Our mission should be not just to manage, but to innovate. To look at the grand challenges of our age.

This is what our renewal of the Conservative Policy Forum is about.

As Conservatives, we have a tendency to look back to the past: wanting to frame our vision through the prism of past glories.

Yes we should be proud of our heritage, values and history. But I believe these new times demand much more than that.

We will not succeed simply by looking back to the answers of the past.

We must, instead, develop a 21st-century Party.

The Conservative Policy Forum can be far more than just the ‘policy salon’ of longstanding members.

It should, in fact, be the engine of our 21st Century outreach movement: signalling our commitment to work with the citizens of tomorrow on the policies for them.

The forum of mutual aspiration where people from all backgrounds, generations, classes, colours and creeds come together and develop the answers we need to address the challenges of our time.

In fifty years, no one will remember the gossip and rumours, the reshuffles and back-stabbing.
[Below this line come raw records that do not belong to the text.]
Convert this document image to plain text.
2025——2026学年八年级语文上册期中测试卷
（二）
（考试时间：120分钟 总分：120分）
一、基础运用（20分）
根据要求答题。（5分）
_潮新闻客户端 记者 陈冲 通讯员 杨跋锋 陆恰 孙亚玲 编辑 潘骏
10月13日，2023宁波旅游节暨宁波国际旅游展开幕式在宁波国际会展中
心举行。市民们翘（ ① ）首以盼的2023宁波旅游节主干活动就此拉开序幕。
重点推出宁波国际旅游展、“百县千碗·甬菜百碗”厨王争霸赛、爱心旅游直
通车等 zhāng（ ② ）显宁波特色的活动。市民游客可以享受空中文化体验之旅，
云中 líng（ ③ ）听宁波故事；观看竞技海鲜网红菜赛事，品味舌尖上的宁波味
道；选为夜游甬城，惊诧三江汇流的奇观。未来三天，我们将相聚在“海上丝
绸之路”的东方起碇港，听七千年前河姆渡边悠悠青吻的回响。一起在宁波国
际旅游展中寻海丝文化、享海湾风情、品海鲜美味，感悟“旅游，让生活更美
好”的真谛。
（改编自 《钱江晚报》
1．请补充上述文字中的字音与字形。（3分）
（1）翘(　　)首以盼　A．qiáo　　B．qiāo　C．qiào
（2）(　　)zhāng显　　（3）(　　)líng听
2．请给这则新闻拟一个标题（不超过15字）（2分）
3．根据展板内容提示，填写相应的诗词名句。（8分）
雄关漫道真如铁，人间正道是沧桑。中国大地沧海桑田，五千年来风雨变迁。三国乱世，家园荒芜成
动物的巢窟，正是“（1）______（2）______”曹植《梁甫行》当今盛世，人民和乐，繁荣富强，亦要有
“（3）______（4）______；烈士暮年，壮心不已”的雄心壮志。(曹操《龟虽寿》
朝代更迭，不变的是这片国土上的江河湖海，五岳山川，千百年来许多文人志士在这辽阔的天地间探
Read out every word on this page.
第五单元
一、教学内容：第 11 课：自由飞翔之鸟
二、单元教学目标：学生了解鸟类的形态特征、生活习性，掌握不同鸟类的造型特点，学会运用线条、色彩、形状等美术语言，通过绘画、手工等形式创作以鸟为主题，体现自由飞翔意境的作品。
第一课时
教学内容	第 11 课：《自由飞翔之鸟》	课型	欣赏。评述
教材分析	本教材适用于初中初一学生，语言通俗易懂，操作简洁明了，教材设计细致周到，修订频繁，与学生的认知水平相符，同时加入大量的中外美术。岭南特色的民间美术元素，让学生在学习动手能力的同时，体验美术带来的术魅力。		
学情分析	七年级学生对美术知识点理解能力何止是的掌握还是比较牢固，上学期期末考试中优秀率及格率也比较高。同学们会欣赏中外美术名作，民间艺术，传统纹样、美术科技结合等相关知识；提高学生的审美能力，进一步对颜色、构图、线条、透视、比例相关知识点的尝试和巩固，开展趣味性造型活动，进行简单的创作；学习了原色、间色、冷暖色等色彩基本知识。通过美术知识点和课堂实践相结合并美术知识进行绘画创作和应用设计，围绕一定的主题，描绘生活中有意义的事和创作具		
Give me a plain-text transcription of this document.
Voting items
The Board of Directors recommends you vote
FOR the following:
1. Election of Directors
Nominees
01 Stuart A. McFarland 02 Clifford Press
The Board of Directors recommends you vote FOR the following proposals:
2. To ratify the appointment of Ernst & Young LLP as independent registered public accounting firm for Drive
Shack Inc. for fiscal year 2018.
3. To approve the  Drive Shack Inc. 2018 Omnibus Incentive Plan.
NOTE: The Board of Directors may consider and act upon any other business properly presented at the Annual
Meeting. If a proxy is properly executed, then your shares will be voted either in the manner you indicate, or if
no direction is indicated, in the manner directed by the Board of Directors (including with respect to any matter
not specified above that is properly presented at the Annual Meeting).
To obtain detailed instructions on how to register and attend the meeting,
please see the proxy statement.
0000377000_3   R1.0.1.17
All future generations will ask is whether we grasped the seriousness of the big challenges of our time and rose to meet them.

Whether we transformed our economy. Repaired our political system. Tackled the grievances incubated by post-Crash austerity into a more inspiring programme of domestic renewal.

So let’s make this year’s Conference the Renewal Conference. When we all unite behind our Prime Minister to capture the spirit of the Industrial Revolution here in Manchester, of the North, and build a New Generation Enterprise Conservatism we can all be proud of.

Let’s unleash the talents of the best and brightest people in CCHQ and our grassroots party. Give them the autonomy and empowerment to help transform this great movement of ours.

It is our job today not just to be custodians of the past, but guardians of the future too.

Indeed, it might not be fashionable to say anymore.

Difficult, sometimes, even to believe.

But, by working together, I believe our future can be better than our past.

So come and join us a New Generation of the Conservative Party and be part of building that better tomorrow.